« C’est pas moi, c’est lui ! » Cela aurait pu être l’intitulé de la fausse pièce de théâtre montée la semaine dernière par une petite troupe amateur de pharmaciens et de médecins hospitaliers à Juan-les-Pins (Alpes-Maritimes), à l’occasion des 9e rencontres Convergences santé hôpital*. Le vrai-faux scénario catastrophe se joue à l’hôpital : un nourrisson décède pour cause de surdosage médicamenteux. À qui la faute ?

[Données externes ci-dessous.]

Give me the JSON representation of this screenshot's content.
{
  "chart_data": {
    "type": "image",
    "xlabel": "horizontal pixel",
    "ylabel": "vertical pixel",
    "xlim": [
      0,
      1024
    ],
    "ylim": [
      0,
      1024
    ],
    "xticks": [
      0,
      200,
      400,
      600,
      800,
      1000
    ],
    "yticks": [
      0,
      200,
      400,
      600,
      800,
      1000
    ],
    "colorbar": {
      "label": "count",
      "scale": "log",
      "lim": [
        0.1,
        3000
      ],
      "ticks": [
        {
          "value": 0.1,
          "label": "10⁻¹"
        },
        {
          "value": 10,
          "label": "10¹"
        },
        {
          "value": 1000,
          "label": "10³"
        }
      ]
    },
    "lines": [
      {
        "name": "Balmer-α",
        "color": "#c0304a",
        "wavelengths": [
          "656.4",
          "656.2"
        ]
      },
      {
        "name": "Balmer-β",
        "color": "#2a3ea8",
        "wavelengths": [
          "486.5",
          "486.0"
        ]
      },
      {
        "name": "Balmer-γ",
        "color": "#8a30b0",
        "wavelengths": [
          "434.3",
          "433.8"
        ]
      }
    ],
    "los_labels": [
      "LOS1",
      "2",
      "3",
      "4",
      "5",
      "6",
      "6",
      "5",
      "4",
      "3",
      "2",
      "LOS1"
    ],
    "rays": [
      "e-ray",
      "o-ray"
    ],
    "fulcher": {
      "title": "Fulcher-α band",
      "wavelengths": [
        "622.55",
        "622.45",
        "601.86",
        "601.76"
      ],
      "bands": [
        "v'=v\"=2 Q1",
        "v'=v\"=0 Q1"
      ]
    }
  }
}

La mise en scène est originale autant que pédagogique. Les acteurs, pour beaucoup des élus syndicalistes, se répartissent les rôles de témoins, d’accusés et de membres de l’instruction. Me Frédéric Laurie, un vrai avocat, complète l’aréopage. Le public de l’amphithéâtre, composé de 500 internes et PH, joue le jury et vote.
Théâtre de l’absurde
Lever de rideau. Sandrine, jeune préparatrice fraîchement embauchée à la pharmacie de l’hôpital (PUI), doit gérer la commande du service de pédiatrie, qui sollicite en urgence une solution buvable pour un nourrisson en bradycardie. Le dosage demandé n’est pas en rayon. Le chef de service de Sandrine « est en journée de formation DPC ». Son adjoint se trouve « en réunion de certification avec la direction ». La salle s’esclaffe... Mais voici que la cadre supérieure de pôle surgit dans la PUI et accentue fortement la pression. La vie d’un enfant est en jeu. Paniquée, Sandrine élabore la solution sans se fier à la fiche de préparation, introuvable dans la paperasse, et dose… dix fois plus que nécessaire.
Le nourrisson décède. Panique générale. Le chef de pôle convoque tout le monde, la presse est aux aguets. Quant au directeur, plus vrai que nature (et pour cause, Vincent Vioujas est directeur adjoint de l’hôpital de Salon-de-Provence), il trouve qu’une telle affaire fait « mauvais genre » à une semaine d’une réunion avec l’agence régionale de santé (ARS).
Des têtes doivent tomber. Mais lesquelles ? Dans l’amphithéâtre, on rit franchement des dialogues parfois caricaturaux mais si réalistes sur la vie de l’hôpital. On prend également des notes afin d’éviter de se retrouver un jour, face à la justice, sur le banc des accusés.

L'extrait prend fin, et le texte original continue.